Trump, in the interview, said he had stopped the Israeli annexation plan himself. "I got angry and I stopped it, because that was really going too far. That was going way too far, you know, when [Netanyahu] did the big 'Let's build. Let's take everything and just start building on it.' We were not happy about that." ...
Trump said his decision to pull out of the 2015 nuclear deal with Iran — which the current administration is seeking to return to — was "because of my relations with Israel," rather than out of personal ties to Netanyahu. And he claimed that had he not done so, "I think Israel would have been destroyed maybe by now."

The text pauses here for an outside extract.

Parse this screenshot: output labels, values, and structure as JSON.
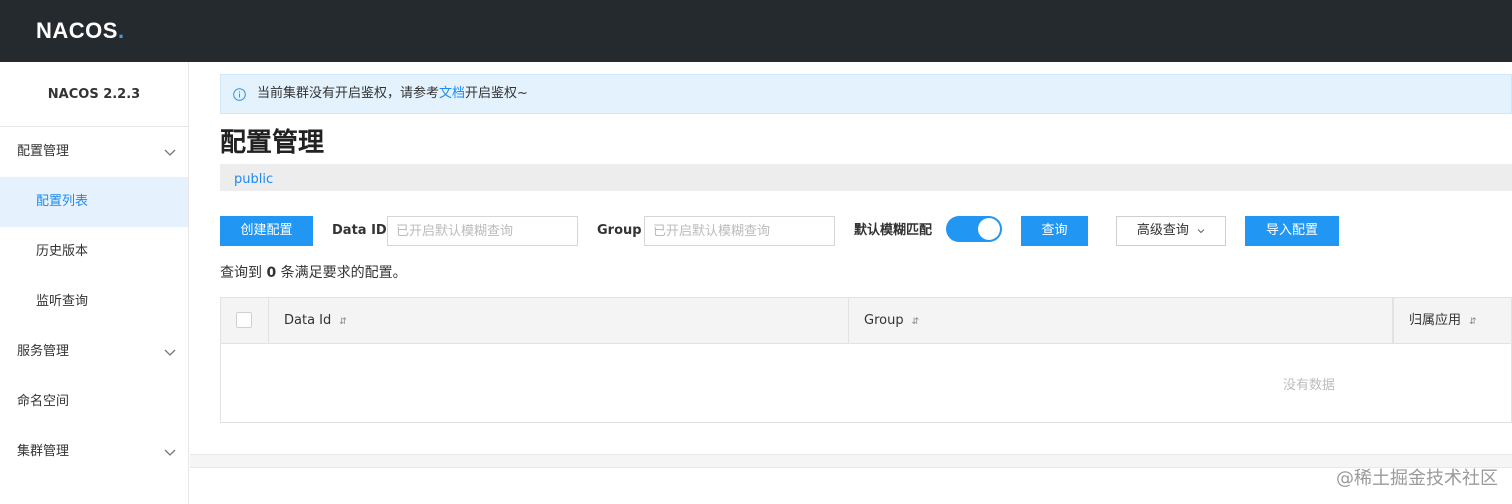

"Now Biden is going back to the deal because he has no clue. The Israelis fought this deal and Obama wouldn't listen to them. The decision to back out of the deal was because of my relations with Israel — not with Bibi. Those were my feelings towards Israel."
Trump also said he had saved Netanyahu in Israel's April 2019 election by recognizing the Golan Heights as Israeli territory. That election was the first of four inconclusive national polls in two years of political chaos that lasted until Netanyahu was removed from power by the current government.
"Take the Golan for example," said Trump. "That was a big deal. People say that was a $10 billion gift. I did it right before the election, which helped him a lot... he would have lost the election if it wasn't for me. So he tied. He went up a lot after I did it. He went up 10 points or 15 points after I did Golan Heights."